Il est pratiquement certains que ces deux derniers bureaux furent aliénés à la révolution à partir des collections royales saisies.
Enfin un dernier bureau similaire conservé au Toledo Museum (N° Inv 1952.61) et estampillé « NG » pour Noël Gérard nous permet d’affirmer que ce dernier commercialisait les oeuvres de son confrère, car le montage très particulier est identique sur tout le corpus de bureaux et nous savons que ce dernier était le pourvoyeur de mobilier des cours allemandes.
L’absence d’estampille sur certains bureaux s’explique peut être par un privilège royal qui dispensait de taxe les ouvrages réservés à la cour et/ou par une obligation d’estampiller les ouvrages destinés à l’exportation.
Le bureau que nous présentons reprend le même montage avec cette ligne à succès de Lieutaud ou les tiroirs oblongs et un tiroir trapézoïdal à retrait sont séparés par des bronzes godronnés , et ou les bronzes sont similaires comme pour les poignées tombantes et les rosaces.
Rappelons que le roi Louis XIV avait donné à Lieutaud, tout comme à André Boulle, le privilège de fondre lui même ses bronzes.
Toutefois notre bureau diffère légèrement de ce corpus car il suit l’évolution de la mode et s’adapte à la fluidité du style Louis XV naissant, les masques de femmes sont moins proéminents et suivent les galbes plus prononcés du pied, qui lui aussi se cambre plus fortement tout en s’allégeant en partie basse ; les traverses latérales sont chantournées et désormais la puissance du style Louis XIV laisse peu à peu la place à la délicatesse et à la légèreté du style Louis XV.
Cette évolution est aussi visible dans le montage avec l’apparition de fond de tiroirs en chêne qui commencent à remplacer les fonds en noyer dans les années 1730-1740 chez les grands maîtres dont fait parti François Lieutaud.
Notre charmant bureau au luxueux placage « lie de vin » et à la riche ornementation de bonze représente le sommet de la production du début du règne de Louis XV.
Son auteur François Lieutaud s’inscrit comme un des plus grands producteurs de bureaux du siècle des Lumières.

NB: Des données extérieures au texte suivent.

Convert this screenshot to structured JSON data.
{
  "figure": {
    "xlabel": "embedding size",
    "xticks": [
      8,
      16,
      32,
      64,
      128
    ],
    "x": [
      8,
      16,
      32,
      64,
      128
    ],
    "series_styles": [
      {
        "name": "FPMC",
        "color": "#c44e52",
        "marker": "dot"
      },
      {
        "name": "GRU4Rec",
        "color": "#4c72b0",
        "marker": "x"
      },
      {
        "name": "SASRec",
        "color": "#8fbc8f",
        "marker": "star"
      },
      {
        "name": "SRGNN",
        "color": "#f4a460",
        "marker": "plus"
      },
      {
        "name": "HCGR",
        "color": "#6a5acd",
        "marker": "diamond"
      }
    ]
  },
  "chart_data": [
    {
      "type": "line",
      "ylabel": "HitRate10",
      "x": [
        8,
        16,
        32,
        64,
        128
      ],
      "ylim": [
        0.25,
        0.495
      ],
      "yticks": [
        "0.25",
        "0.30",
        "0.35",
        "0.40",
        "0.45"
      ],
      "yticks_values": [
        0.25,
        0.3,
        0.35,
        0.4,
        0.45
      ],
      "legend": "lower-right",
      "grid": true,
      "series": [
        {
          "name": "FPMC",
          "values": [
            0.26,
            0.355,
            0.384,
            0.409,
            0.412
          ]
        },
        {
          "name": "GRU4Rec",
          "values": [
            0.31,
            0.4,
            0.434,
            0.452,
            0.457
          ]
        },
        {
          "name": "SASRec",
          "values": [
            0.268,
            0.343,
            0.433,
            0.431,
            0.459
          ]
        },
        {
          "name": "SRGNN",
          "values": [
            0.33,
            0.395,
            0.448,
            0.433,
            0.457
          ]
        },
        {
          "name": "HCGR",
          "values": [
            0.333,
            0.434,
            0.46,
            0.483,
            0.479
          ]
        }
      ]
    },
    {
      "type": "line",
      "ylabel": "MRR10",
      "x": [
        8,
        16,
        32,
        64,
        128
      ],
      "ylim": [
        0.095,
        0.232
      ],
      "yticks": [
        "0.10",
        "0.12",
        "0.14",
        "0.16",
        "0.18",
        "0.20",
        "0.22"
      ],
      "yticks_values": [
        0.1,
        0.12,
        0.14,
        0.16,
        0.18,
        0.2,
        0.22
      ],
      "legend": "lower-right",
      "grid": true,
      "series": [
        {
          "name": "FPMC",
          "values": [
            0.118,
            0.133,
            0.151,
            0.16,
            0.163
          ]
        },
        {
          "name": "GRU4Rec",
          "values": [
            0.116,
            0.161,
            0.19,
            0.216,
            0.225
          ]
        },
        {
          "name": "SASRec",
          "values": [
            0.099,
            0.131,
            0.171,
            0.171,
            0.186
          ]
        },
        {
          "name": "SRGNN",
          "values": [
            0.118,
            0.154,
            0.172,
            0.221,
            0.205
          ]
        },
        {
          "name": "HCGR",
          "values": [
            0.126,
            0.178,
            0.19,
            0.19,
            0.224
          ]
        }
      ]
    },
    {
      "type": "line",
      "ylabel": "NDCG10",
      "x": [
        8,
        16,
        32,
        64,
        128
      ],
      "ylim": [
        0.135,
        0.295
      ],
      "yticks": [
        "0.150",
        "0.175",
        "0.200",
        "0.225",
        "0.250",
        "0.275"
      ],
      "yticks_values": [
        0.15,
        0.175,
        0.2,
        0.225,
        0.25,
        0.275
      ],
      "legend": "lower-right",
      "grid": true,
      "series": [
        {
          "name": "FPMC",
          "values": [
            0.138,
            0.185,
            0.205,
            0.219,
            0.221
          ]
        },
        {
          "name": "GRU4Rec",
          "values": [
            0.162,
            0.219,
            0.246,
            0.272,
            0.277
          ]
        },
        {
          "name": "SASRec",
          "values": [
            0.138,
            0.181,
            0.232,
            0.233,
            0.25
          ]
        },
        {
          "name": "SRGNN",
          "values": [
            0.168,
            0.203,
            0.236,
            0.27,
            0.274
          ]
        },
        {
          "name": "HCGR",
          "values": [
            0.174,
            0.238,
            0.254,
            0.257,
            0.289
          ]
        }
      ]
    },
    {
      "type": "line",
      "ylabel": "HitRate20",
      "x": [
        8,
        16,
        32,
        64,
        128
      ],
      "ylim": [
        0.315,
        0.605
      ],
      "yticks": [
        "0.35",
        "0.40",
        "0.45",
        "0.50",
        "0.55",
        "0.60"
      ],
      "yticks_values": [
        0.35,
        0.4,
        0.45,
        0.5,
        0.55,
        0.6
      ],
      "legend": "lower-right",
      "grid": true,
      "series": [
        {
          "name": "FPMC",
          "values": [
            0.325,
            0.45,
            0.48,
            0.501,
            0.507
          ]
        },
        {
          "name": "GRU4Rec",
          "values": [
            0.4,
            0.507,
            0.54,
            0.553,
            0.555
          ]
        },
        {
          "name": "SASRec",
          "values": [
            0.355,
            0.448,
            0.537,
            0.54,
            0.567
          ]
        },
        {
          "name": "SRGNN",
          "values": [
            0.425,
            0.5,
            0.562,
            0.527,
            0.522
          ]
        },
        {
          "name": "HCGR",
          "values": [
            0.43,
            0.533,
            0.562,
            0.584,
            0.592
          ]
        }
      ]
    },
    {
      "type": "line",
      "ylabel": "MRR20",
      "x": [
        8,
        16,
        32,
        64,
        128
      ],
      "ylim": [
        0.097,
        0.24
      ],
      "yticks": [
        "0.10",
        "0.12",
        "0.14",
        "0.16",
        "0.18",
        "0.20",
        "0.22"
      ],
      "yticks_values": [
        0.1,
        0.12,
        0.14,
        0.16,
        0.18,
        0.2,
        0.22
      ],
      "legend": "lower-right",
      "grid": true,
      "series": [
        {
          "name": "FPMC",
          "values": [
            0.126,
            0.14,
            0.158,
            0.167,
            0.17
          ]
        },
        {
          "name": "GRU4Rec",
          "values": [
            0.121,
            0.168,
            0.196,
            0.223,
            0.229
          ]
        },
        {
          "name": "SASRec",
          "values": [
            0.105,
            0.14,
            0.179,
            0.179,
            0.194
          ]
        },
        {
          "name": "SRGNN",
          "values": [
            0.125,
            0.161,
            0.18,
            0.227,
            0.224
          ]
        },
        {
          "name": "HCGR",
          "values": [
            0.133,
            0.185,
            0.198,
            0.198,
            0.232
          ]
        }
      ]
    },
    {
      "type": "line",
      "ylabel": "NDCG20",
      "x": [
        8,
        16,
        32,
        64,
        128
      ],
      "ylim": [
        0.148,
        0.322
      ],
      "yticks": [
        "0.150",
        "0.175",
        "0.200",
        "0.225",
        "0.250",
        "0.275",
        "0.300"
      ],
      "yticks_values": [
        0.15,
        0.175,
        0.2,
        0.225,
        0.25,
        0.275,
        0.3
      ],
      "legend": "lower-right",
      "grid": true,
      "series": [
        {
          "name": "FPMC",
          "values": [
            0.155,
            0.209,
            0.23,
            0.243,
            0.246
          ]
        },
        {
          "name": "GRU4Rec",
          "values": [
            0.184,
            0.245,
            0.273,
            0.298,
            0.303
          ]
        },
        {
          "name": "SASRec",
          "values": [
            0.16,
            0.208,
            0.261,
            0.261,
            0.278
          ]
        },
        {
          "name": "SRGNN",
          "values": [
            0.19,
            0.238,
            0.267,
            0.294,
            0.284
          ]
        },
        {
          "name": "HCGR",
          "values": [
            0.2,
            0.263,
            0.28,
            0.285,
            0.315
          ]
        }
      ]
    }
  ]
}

François Lieutaud (1665-1748), est un ébéniste originaire de Marseille et reçu maître à Paris à la fin du XVIIe siècle. ?Il est le père de Charles LIieutaud, lui-même ébéniste et le grand-père de Balthazar Lieutaud ébéniste également qui sera surtout connu pour la fabrication de caisses d’horlogerie. Installé à Paris, rue Traversière puis rue Saint Nicolas, il exécute avec le célèbre André Charles Boulle, quelques-uns des plus beaux meubles de Versailles. Les actes d’un procès de l’époque indiquent, qu’à titre exceptionnel le Roi Louis XIV lui avait accordé le rare privilège de pouvoir créer et fabriquer les bronzes de ses meubles, car à cette époque là, seule la corporation des bronziers avait cette exclusivité. Une partie de sa production est en marqueterie dite « Boulle » avec des incrustations de filets métalliques (laiton, étain) sur des fonds d’ébène, d’écaille de tortue ou d’amarante, une autre est en placage monochrome de bois exotique. Ses meubles sont parés d’une riche et originale ornementation de bronze ou l’imaginaire Boullesque prend le dessus.Les faunes, les masques de femmes, les déesses et les bacchus qu’il sculpte et fond lui même ornent sa production qui se compose de commodes, de bureaux, de tables et de cartels.Une partie est commercialisée par le marchand mercier Nöel Gérard qui exerce sous l’enseigne « au cabinet d'Allemagne » avant de reprendre le « magasin général » qui sera l’épicentre du luxe à Paris.Lieutaud travaillera quasiment jusqu'à la fin de sa vie puisqu’il livre au garde meuble une commode pour l’usage de la marquise de Pompadour au château de Bellevue dans les années 1740-1750.